English Essay, Paragraph, Speech on “Ventilation” for Kids, Students of Class 6, 7, 8, 9, 10 and 12 Board Examination

Ventilation

Why is it that, as a rule, people who live in the country are healthier and live longer than those who live in towns? There are many reasons, but one certainly is that they live more in the open air. The town-dweller lives a largely indoor life, shut up in small, ill-ventilated rooms, or in crowded theatres, picture-houses, or lecture halls; and even when he is outside in the streets, the air he breathes is more or less contaminated by smoke and dust and other impurities.

Everyone knows that air is essential to life, and that if we are prevented from breathing for even a few minutes, we shall die; but everyone does not realize that the breathing of impure air is almost as bad as not breathing any air at all, for impure air slowly poisons the whole system.

Air is composed of two gases, oxygen, and hydrogen, and it is the oxygen we take into our lungs with every breath that is so essential to life. The red blood which the heart pumps through arteries to every part of the body comes back to the lungs by the veins as purple blood loaded with impurities, and especially with a gas which is poisonous to life. In the lungs, it meets the oxygen breathed in from the outer air, and the oxygen purifies and revitalizes the blood, which passes on to that heart to be pumped round the body once more on its life-sustaining mission. The poison gas, called carbonic acid gas, which the venous blood unloads in the lungs, is breathed out into the air and is thus got rid of with every breath.

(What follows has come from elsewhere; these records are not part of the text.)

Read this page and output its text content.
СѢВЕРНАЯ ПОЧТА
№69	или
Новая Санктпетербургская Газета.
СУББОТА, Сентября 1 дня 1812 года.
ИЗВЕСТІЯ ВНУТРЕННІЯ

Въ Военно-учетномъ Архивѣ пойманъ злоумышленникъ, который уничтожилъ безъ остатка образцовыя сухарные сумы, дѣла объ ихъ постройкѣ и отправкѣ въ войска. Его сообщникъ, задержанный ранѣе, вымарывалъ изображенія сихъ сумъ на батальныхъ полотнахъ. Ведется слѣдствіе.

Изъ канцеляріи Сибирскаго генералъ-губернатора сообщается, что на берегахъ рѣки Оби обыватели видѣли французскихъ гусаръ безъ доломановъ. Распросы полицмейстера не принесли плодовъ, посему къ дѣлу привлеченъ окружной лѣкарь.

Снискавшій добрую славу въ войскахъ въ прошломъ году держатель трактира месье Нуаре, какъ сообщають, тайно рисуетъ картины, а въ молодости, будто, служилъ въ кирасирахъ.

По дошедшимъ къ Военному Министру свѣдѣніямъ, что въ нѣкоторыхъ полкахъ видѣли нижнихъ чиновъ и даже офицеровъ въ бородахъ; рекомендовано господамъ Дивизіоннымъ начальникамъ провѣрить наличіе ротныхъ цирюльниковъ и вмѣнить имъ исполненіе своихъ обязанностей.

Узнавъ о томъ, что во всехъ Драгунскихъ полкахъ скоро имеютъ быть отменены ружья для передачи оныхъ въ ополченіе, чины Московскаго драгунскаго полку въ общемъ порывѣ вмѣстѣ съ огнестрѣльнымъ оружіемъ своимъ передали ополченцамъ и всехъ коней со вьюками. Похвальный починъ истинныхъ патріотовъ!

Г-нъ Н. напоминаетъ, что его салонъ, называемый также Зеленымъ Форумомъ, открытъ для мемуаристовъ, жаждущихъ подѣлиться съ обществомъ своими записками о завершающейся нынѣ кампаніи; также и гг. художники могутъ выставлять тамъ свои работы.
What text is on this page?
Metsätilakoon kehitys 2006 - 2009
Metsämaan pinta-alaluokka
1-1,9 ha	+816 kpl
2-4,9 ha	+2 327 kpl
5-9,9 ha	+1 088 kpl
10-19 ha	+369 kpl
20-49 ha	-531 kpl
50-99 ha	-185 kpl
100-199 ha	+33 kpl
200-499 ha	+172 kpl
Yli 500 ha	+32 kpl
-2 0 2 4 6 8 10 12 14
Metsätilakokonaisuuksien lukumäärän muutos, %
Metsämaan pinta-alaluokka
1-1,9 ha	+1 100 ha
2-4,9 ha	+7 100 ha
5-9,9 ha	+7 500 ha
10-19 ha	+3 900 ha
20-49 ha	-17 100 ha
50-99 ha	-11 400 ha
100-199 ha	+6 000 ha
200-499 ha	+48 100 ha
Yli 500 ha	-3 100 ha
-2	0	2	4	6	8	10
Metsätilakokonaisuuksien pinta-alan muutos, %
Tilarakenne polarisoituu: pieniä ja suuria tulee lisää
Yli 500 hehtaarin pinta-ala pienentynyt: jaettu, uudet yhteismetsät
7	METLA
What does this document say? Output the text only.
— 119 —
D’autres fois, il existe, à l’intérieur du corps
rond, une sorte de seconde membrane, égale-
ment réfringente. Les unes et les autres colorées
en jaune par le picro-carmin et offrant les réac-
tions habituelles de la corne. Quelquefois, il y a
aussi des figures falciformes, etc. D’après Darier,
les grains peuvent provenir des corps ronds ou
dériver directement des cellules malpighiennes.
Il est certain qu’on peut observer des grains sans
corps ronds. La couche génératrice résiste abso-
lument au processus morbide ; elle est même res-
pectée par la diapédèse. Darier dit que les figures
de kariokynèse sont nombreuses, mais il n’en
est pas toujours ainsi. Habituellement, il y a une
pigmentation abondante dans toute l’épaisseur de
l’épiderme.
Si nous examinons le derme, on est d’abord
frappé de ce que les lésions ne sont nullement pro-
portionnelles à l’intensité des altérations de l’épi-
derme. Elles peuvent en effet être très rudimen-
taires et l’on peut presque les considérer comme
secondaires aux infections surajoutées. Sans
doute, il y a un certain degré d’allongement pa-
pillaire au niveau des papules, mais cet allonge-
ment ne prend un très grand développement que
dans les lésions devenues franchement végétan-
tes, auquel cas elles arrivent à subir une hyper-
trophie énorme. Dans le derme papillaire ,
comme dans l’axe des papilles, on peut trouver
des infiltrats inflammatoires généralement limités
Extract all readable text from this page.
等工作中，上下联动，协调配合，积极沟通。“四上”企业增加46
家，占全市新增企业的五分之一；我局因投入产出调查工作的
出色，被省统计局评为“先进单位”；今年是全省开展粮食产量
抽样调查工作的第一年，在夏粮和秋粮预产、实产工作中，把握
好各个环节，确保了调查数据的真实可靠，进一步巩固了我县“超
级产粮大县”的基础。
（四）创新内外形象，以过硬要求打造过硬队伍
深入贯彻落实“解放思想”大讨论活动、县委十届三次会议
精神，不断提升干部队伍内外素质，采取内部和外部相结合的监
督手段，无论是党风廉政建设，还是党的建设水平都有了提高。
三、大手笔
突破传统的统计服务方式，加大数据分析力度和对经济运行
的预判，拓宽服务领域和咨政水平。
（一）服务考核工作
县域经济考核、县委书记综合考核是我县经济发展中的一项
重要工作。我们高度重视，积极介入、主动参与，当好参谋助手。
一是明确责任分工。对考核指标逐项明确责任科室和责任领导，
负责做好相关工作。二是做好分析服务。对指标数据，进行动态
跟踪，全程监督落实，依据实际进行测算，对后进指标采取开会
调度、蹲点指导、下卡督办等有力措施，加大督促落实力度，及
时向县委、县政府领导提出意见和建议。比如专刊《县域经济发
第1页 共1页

Now we can understand the double evil of breathing for any length of time the air of a closed up and crowded room. First, we gradually exhaust the oxygen in the limited amount of air we breathe, until we are not getting sufficient oxygen to purify and revitalize the circulating blood. Secondly, we are filling the air of the room at every breath we breathe out with that poisonous carbonic acid gas, and this gas we take in again into our lungs with every inspiration. The result is that the circulating blood becomes loaded with poison, which gradually reaches and poisons the whole system. The first effects of this poison are sleepiness, headache, and lassitude, which will pass off as soon as we get into the open air. But people who habitually live in stuffy, unventilated rooms and an impure atmosphere, eventually become liable to all kinds of diseases arising from poisoned blood and deranged lungs.

We can now understand the importance of ventilation. The windows and ventilators of the rooms we live in must be kept open, so that a current of pure air will always be passing through, driving the stale, used-up air out, and replacing it with clean air full of oxygen. It is especially important that bedrooms should be kept well-ventilated at night, for to sleep in a shut-up room is simply to be slowly poisoned. And the more we can spend our time right out in the open air, the better it will be for our health. The dreaded disease called consumption of the lungs is largely the result of constantly breathing bad air, and the open-air treatment is the only real cure for it.